Coinciding with International MSME Day, Ebury highlights that the ongoing internationalization of Canadian small-to-medium enterprises is driving a critical need for proactive foreign exchange (FX) management.
As we mark International MSME Day, I would like to highlight a critical shift in the operational landscape for Canadian small-to-medium enterprises (SMEs).
It is increasingly clear that as Canadian businesses expand their international footprint, the resulting exposure to foreign currency risk—specifically against the volatility of the US Dollar and emerging market currencies—has become a structural challenge that can no longer be ignored.
Observations indicate that for Canadian SMEs, the shift toward global supply chains has created a "currency asymmetry." While these businesses often focus on their domestic revenue in CAD, a significant and growing proportion of their operational costs are denominated in foreign currencies. Without a strategic approach to currency risk management, this exposure can erode profit margins and undermine international competitiveness.
The Canadian trade landscape has evolved rapidly over the last quarter-century. While our reliance on cross-border trade with the United States remains the bedrock of our economy, the diversification of supply chains—sourcing components from Asia or Europe while selling into a mix of markets—has made the financial reality for SMEs much more demanding.
For Canadian SMEs, managing currency risk is no longer a back-office administrative task; it is a strategic lever to protect margins and ensure long-term stability.

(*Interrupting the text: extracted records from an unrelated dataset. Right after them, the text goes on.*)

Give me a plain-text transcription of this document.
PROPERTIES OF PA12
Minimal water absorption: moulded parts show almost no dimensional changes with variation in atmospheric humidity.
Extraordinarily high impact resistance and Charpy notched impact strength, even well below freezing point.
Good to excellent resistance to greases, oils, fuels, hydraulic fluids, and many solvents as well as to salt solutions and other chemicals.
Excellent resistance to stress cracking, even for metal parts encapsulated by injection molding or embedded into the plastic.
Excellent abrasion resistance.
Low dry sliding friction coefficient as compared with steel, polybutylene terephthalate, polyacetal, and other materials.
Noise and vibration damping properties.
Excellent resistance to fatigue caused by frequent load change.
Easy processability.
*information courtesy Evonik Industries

The Hidden Cost of Global Expansion
We emphasize that while Canadian export growth remains robust, the transformation of import patterns presents the greatest challenge to treasury management. The globalization of procurement means that Canadian SMEs are increasingly sensitive to fluctuations in the Canadian Dollar (CAD). A volatile CAD can dramatically impact the cost of goods sold (COGS) without providing sufficient lead time for businesses to adjust their pricing models for the end consumer.
Currency Risk as a Strategic Asset
Historically, sophisticated hedging tools and risk mitigation strategies were reserved for large corporations or those with extensive banking relationships. Ebury suggests that in today’s volatile market, these tools are essential for SMEs to compete on a level playing field.
In a globalized trade environment, currency volatility is not just a passing trend—it is a structural element of competitiveness. When a Canadian SME manages its currency risk proactively, it gains predictability. That predictability allows the business to reinvest in its core operations, negotiate better terms with international suppliers, and ultimately scale with confidence.